Moreover, investors have developed a more sophisticated awareness of both risks and opportunities that arise from social or environmental issues. 

This article will define Socially Responsible Investing (SRI) and discuss why it has become a prerequisite for all market stakeholders.

The Evolution of SRI

Socially responsible investing, or SRI, refers to an investment strategy that balances financial returns with social and ethical benefits. Socially responsible investments can, for example, be made by investing into companies with a good social value or by excluding those investments with a negative impact on society, for example tobacco companies (this approached is generally referred to a negative screening).

Although the acronym “SRI” is now commonly used by organizations such as EuroSIF, USSIF, and PRI as well as this website to refer to all types of sustainable and responsible investment strategies implemented in the marketplace today, the traditional definition only applies to Socially Responsible Investing and this article will therefore limit the discussion to its evolution throughout time.

The origins of socially responsible investment can be traced back to many places worldwide. One example are the Quakers, who were members of the Religious Society of Friends in the eighteenth and nineteenth centuries, and are most likely to be credited with its inception. At that time, the Quakers refused to engage in the slave trade or the purchase and sale of human beings.

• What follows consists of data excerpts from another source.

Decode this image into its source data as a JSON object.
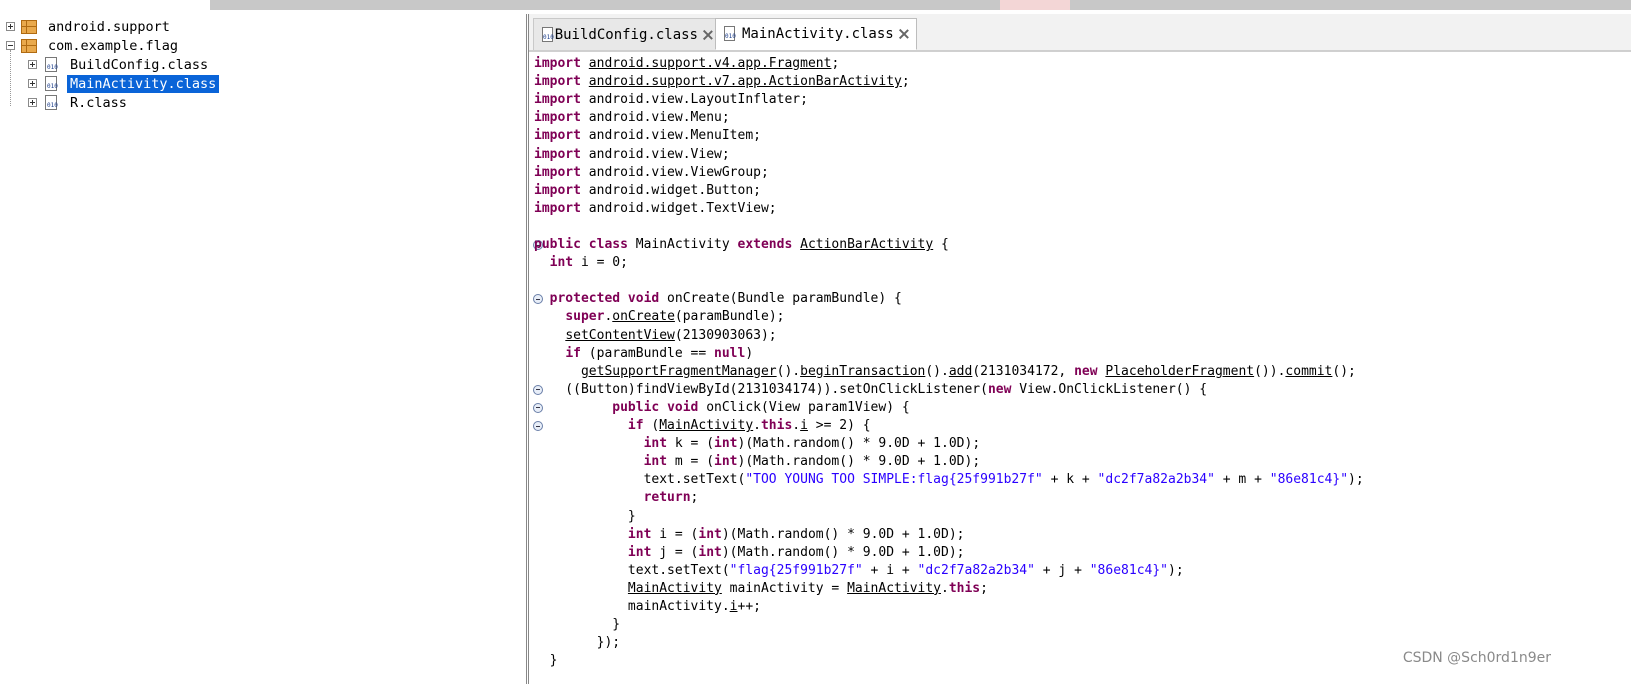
{
  "tree": {
    "items": [
      {
        "label": "android.support",
        "type": "package",
        "expanded": false
      },
      {
        "label": "com.example.flag",
        "type": "package",
        "expanded": true
      },
      {
        "label": "BuildConfig.class",
        "type": "class",
        "expanded": false
      },
      {
        "label": "MainActivity.class",
        "type": "class",
        "expanded": false,
        "selected": true
      },
      {
        "label": "R.class",
        "type": "class",
        "expanded": false
      }
    ]
  },
  "tabs": [
    {
      "label": "BuildConfig.class",
      "active": false
    },
    {
      "label": "MainActivity.class",
      "active": true
    }
  ],
  "icons": {
    "package": "package-icon",
    "class": "class-file-icon",
    "close": "close-icon",
    "fold": "fold-collapse-icon",
    "class_bits": "010"
  },
  "code": {
    "lines": [
      [
        [
          "kw",
          "import"
        ],
        [
          "txt",
          " "
        ],
        [
          "u",
          "android.support.v4.app.Fragment"
        ],
        [
          "txt",
          ";"
        ]
      ],
      [
        [
          "kw",
          "import"
        ],
        [
          "txt",
          " "
        ],
        [
          "u",
          "android.support.v7.app.ActionBarActivity"
        ],
        [
          "txt",
          ";"
        ]
      ],
      [
        [
          "kw",
          "import"
        ],
        [
          "txt",
          " android.view.LayoutInflater;"
        ]
      ],
      [
        [
          "kw",
          "import"
        ],
        [
          "txt",
          " android.view.Menu;"
        ]
      ],
      [
        [
          "kw",
          "import"
        ],
        [
          "txt",
          " android.view.MenuItem;"
        ]
      ],
      [
        [
          "kw",
          "import"
        ],
        [
          "txt",
          " android.view.View;"
        ]
      ],
      [
        [
          "kw",
          "import"
        ],
        [
          "txt",
          " android.view.ViewGroup;"
        ]
      ],
      [
        [
          "kw",
          "import"
        ],
        [
          "txt",
          " android.widget.Button;"
        ]
      ],
      [
        [
          "kw",
          "import"
        ],
        [
          "txt",
          " android.widget.TextView;"
        ]
      ],
      [],
      [
        [
          "kw",
          "public class"
        ],
        [
          "txt",
          " MainActivity "
        ],
        [
          "kw",
          "extends"
        ],
        [
          "txt",
          " "
        ],
        [
          "u",
          "ActionBarActivity"
        ],
        [
          "txt",
          " {"
        ]
      ],
      [
        [
          "txt",
          "  "
        ],
        [
          "kw",
          "int"
        ],
        [
          "txt",
          " i = 0;"
        ]
      ],
      [],
      [
        [
          "txt",
          "  "
        ],
        [
          "kw",
          "protected void"
        ],
        [
          "txt",
          " onCreate(Bundle paramBundle) {"
        ]
      ],
      [
        [
          "txt",
          "    "
        ],
        [
          "kw",
          "super"
        ],
        [
          "txt",
          "."
        ],
        [
          "u",
          "onCreate"
        ],
        [
          "txt",
          "(paramBundle);"
        ]
      ],
      [
        [
          "txt",
          "    "
        ],
        [
          "u",
          "setContentView"
        ],
        [
          "txt",
          "(2130903063);"
        ]
      ],
      [
        [
          "txt",
          "    "
        ],
        [
          "kw",
          "if"
        ],
        [
          "txt",
          " (paramBundle == "
        ],
        [
          "kw",
          "null"
        ],
        [
          "txt",
          ")"
        ]
      ],
      [
        [
          "txt",
          "      "
        ],
        [
          "u",
          "getSupportFragmentManager"
        ],
        [
          "txt",
          "()."
        ],
        [
          "u",
          "beginTransaction"
        ],
        [
          "txt",
          "()."
        ],
        [
          "u",
          "add"
        ],
        [
          "txt",
          "(2131034172, "
        ],
        [
          "kw",
          "new"
        ],
        [
          "txt",
          " "
        ],
        [
          "u",
          "PlaceholderFragment"
        ],
        [
          "txt",
          "())."
        ],
        [
          "u",
          "commit"
        ],
        [
          "txt",
          "();"
        ]
      ],
      [
        [
          "txt",
          "    ((Button)findViewById(2131034174)).setOnClickListener("
        ],
        [
          "kw",
          "new"
        ],
        [
          "txt",
          " View.OnClickListener() {"
        ]
      ],
      [
        [
          "txt",
          "          "
        ],
        [
          "kw",
          "public void"
        ],
        [
          "txt",
          " onClick(View param1View) {"
        ]
      ],
      [
        [
          "txt",
          "            "
        ],
        [
          "kw",
          "if"
        ],
        [
          "txt",
          " ("
        ],
        [
          "u",
          "MainActivity"
        ],
        [
          "txt",
          "."
        ],
        [
          "kw",
          "this"
        ],
        [
          "txt",
          "."
        ],
        [
          "u",
          "i"
        ],
        [
          "txt",
          " >= 2) {"
        ]
      ],
      [
        [
          "txt",
          "              "
        ],
        [
          "kw",
          "int"
        ],
        [
          "txt",
          " k = ("
        ],
        [
          "kw",
          "int"
        ],
        [
          "txt",
          ")(Math.random() * 9.0D + 1.0D);"
        ]
      ],
      [
        [
          "txt",
          "              "
        ],
        [
          "kw",
          "int"
        ],
        [
          "txt",
          " m = ("
        ],
        [
          "kw",
          "int"
        ],
        [
          "txt",
          ")(Math.random() * 9.0D + 1.0D);"
        ]
      ],
      [
        [
          "txt",
          "              text.setText("
        ],
        [
          "str",
          "\"TOO YOUNG TOO SIMPLE:flag{25f991b27f\""
        ],
        [
          "txt",
          " + k + "
        ],
        [
          "str",
          "\"dc2f7a82a2b34\""
        ],
        [
          "txt",
          " + m + "
        ],
        [
          "str",
          "\"86e81c4}\""
        ],
        [
          "txt",
          ");"
        ]
      ],
      [
        [
          "txt",
          "              "
        ],
        [
          "kw",
          "return"
        ],
        [
          "txt",
          ";"
        ]
      ],
      [
        [
          "txt",
          "            }"
        ]
      ],
      [
        [
          "txt",
          "            "
        ],
        [
          "kw",
          "int"
        ],
        [
          "txt",
          " i = ("
        ],
        [
          "kw",
          "int"
        ],
        [
          "txt",
          ")(Math.random() * 9.0D + 1.0D);"
        ]
      ],
      [
        [
          "txt",
          "            "
        ],
        [
          "kw",
          "int"
        ],
        [
          "txt",
          " j = ("
        ],
        [
          "kw",
          "int"
        ],
        [
          "txt",
          ")(Math.random() * 9.0D + 1.0D);"
        ]
      ],
      [
        [
          "txt",
          "            text.setText("
        ],
        [
          "str",
          "\"flag{25f991b27f\""
        ],
        [
          "txt",
          " + i + "
        ],
        [
          "str",
          "\"dc2f7a82a2b34\""
        ],
        [
          "txt",
          " + j + "
        ],
        [
          "str",
          "\"86e81c4}\""
        ],
        [
          "txt",
          ");"
        ]
      ],
      [
        [
          "txt",
          "            "
        ],
        [
          "u",
          "MainActivity"
        ],
        [
          "txt",
          " mainActivity = "
        ],
        [
          "u",
          "MainActivity"
        ],
        [
          "txt",
          "."
        ],
        [
          "kw",
          "this"
        ],
        [
          "txt",
          ";"
        ]
      ],
      [
        [
          "txt",
          "            mainActivity."
        ],
        [
          "u",
          "i"
        ],
        [
          "txt",
          "++;"
        ]
      ],
      [
        [
          "txt",
          "          }"
        ]
      ],
      [
        [
          "txt",
          "        });"
        ]
      ],
      [
        [
          "txt",
          "  }"
        ]
      ]
    ],
    "fold_lines": [
      10,
      13,
      18,
      19,
      20
    ]
  },
  "watermark": "CSDN @Sch0rd1n9er"
}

Pax World, formed in 1971, is another historically significant institution. Luther Tyson and Jack Corbett, two United Methodist preachers, formed the first socially responsible mutual fund in the United States, initially conceived to allocate the church’s assets in a way that did not endorse the Vietnam War.

On the U.K. side, Friends Provident, a mutual life insurance firm, created the country’s first ethical investment fund in 1985, with criteria that prohibited tobacco, guns, alcohol, and authoritarian regimes. Since 1985, more than 90 investment funds with various impact criteria have been launched in the U.K.

Since the early 2000s, additional considerations beyond social responsibility gained importance: namely environment and governance issues.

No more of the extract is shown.